Au Danemark, la dépense en médicaments est de 200 € par an et par personne pour une espérance moyenne de vie de 80,6 ans. Les Pays-Bas, avec une dépense de médicaments un peu plus élevée de 365 € atteignent une espérance de vie de 82 ans. La France, pour 425 € annuels de médicaments par personne arrive à une espérance de vie de 82.5 années. On aurait envie de voir continuer cette belle corrélation pour connaître le budget pharmaceutique d’une population centenaire, hélas la progression perd brutalement de son charme, car l’Allemagne qui atteint une dépense de 480 € a une espérance moyenne de vie de 81 ans, à peine supérieure à celle du Danemark. Et au sommet de cette série se trouvent les USA qui, avec une dépense de 725 € de médicaments par an et par personne (presque deux fois celle de la France et quatre fois celle des Pays Bas), ont une espérance de vie d’à peine 78 ans.

Cette corrélation se traduit par une courbe dite en « U inversé ». Ce qui signifie que, pour le cas où existerait une relation de causalité entre le budget pharmaceutique d’un pays et l’espérance moyenne de vie de ses habitants, ce ne serait que jusqu’à un certain montant au-delà duquel, la courbe s’inverse et l’espérance de vie diminue.

Je reconnais la faiblesse clinique de cette démonstration et la probable ténuité du lien entre pharmacie et espérance de vie.

Par ailleurs, à l’intérieur d’un même pays, ce sont ceux qui consomment le plus de médicaments qui ont la plus courte espérance de vie.
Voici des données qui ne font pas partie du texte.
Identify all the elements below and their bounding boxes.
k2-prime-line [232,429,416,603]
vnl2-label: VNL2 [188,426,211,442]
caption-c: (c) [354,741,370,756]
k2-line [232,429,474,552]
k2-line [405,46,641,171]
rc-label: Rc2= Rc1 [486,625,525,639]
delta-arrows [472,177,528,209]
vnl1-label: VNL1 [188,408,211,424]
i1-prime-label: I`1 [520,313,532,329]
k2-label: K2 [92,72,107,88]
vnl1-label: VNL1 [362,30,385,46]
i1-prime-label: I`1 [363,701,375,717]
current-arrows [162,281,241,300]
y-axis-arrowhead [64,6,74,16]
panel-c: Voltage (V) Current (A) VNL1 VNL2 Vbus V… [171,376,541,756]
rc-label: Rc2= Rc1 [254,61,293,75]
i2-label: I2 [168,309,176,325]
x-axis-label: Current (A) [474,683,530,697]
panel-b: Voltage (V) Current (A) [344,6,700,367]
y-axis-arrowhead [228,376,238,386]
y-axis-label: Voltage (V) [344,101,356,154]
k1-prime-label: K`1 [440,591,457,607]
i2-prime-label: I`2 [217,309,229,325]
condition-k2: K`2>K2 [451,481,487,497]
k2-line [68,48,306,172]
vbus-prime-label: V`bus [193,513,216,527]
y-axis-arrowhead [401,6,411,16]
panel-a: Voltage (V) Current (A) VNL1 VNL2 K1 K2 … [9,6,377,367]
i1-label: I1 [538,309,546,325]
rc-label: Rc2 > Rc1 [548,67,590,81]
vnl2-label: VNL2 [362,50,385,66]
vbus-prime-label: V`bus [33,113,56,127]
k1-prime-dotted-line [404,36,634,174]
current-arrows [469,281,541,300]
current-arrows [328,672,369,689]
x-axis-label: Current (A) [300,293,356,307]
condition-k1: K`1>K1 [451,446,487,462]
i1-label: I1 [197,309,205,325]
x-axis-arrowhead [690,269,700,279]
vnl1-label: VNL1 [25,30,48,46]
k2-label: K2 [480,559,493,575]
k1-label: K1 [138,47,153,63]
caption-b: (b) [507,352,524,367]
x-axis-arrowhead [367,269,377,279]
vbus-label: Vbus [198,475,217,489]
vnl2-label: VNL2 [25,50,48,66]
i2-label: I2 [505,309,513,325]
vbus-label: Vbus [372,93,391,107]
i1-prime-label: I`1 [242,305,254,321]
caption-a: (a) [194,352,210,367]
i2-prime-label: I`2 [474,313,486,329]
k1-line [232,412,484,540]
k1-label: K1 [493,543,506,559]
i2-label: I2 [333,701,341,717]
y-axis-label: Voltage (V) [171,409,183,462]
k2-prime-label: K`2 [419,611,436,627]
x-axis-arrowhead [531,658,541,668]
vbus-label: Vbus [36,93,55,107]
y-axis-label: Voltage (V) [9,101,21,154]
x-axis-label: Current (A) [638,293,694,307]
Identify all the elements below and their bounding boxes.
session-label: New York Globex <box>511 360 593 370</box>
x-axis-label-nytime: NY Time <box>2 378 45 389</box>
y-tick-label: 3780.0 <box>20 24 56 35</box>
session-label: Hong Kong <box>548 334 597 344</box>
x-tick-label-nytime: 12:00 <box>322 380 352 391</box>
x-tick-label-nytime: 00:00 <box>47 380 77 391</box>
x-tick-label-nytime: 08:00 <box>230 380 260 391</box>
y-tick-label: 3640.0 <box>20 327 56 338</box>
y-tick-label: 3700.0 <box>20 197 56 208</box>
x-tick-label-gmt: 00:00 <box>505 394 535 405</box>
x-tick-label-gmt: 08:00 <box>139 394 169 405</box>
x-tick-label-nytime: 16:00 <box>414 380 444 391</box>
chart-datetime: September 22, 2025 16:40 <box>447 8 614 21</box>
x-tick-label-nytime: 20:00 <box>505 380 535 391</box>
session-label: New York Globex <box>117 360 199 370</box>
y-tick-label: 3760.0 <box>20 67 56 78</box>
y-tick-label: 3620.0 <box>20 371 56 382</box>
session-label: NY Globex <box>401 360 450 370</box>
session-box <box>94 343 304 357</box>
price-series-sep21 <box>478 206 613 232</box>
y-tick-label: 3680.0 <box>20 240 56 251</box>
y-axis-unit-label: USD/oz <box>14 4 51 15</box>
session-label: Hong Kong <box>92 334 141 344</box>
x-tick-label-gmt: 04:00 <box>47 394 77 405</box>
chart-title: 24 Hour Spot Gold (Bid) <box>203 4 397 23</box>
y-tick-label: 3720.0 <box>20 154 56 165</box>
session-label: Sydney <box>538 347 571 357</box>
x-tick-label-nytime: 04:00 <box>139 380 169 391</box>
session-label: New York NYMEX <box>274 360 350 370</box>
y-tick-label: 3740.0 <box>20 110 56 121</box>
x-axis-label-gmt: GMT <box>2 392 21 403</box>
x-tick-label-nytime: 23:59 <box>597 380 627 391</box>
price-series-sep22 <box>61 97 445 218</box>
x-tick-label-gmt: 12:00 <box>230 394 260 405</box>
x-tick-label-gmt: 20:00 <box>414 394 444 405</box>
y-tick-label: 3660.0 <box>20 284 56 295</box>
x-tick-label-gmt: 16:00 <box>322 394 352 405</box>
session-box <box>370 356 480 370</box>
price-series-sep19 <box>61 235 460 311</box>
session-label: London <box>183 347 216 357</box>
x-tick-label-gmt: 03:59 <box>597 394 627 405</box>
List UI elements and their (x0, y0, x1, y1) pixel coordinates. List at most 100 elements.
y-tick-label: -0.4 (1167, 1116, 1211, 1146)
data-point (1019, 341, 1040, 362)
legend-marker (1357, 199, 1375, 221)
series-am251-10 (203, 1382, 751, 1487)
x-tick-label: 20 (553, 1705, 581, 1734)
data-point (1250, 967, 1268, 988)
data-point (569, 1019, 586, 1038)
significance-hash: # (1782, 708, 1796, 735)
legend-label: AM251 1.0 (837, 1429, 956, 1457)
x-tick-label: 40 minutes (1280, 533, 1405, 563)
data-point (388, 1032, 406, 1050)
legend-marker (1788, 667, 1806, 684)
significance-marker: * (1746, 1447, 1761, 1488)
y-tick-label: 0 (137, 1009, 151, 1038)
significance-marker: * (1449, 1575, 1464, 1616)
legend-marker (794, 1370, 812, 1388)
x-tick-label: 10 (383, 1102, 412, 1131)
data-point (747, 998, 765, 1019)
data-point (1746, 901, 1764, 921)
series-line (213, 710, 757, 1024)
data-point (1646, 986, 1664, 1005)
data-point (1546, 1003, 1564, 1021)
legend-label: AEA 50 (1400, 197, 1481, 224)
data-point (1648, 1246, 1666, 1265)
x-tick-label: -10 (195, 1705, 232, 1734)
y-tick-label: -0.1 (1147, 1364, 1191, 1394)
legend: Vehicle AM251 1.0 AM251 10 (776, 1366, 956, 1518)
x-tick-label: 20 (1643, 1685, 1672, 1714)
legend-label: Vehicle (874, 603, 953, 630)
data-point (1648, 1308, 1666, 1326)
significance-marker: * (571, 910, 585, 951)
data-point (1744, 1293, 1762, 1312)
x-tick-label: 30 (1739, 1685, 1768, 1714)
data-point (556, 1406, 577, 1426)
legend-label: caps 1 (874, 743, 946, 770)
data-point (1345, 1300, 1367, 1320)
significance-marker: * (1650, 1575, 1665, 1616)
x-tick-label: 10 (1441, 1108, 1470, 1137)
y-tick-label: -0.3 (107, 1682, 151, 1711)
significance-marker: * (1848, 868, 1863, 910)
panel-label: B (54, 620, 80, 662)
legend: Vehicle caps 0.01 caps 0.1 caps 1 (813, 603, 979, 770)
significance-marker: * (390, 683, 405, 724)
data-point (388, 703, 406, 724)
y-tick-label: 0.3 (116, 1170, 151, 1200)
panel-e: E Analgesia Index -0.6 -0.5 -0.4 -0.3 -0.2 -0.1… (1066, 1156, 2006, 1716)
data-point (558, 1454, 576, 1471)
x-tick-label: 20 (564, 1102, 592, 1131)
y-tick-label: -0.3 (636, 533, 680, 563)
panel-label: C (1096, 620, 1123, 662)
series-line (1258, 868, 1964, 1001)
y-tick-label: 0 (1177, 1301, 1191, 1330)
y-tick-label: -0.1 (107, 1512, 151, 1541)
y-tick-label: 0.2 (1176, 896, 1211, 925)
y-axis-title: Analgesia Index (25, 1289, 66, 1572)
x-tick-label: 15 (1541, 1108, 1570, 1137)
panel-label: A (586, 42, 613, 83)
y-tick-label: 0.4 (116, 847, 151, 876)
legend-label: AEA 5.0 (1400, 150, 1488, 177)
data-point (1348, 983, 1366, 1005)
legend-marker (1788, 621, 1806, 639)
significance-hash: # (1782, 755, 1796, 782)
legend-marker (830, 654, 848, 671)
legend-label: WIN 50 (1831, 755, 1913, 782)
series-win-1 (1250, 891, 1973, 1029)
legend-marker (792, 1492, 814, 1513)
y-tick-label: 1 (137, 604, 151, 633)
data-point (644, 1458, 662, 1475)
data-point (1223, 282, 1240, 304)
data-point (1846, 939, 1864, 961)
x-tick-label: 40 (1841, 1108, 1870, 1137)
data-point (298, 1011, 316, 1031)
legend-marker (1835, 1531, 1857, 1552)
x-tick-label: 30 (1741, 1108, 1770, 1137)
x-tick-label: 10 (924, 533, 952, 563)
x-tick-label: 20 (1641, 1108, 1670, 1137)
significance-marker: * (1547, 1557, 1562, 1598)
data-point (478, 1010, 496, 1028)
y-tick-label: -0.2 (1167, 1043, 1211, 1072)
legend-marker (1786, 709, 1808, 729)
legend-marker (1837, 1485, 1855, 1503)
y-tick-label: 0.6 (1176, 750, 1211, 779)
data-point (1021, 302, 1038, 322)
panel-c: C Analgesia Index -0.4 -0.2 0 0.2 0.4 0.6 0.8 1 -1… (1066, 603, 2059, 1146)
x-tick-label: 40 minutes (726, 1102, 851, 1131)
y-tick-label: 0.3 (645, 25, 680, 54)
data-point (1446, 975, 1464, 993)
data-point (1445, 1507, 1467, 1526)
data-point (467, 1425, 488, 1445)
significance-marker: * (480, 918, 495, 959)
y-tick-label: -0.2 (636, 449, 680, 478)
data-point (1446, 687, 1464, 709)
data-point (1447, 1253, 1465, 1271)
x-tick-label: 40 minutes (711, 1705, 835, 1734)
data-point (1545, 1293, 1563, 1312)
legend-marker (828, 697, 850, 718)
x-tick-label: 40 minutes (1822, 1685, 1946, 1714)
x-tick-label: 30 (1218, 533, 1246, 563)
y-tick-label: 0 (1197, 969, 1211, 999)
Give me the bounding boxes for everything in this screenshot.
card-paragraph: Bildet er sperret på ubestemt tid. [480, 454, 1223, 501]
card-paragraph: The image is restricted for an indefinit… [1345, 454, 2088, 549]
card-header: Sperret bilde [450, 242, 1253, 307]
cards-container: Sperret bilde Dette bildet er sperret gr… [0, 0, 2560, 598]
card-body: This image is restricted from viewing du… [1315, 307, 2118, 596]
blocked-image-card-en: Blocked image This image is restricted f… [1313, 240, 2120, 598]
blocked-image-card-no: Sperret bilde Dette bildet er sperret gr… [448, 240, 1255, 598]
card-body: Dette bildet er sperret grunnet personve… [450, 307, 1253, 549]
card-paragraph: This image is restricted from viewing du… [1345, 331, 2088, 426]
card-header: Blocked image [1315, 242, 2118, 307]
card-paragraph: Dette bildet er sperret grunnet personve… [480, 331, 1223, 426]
Cette nouvelle corrélation peut être analysée de deux façons grossières. La première est d’accuser méchamment les médicaments de diminuer la durée de vie. La seconde est de suggérer que les plus gros consommateurs de médicaments sont ceux qui avaient la santé la plus fragile, donc la plus faible espérance de vie. La première analyse est injustement agressive envers les médicaments, bien qu’ils soient une cause majeure de mortalité. Si la seconde analyse semble plus honnête et plus réaliste, on peut néanmoins affirmer que les médicaments ne suffisent pas à combler le déficit initial d’espérance de vie.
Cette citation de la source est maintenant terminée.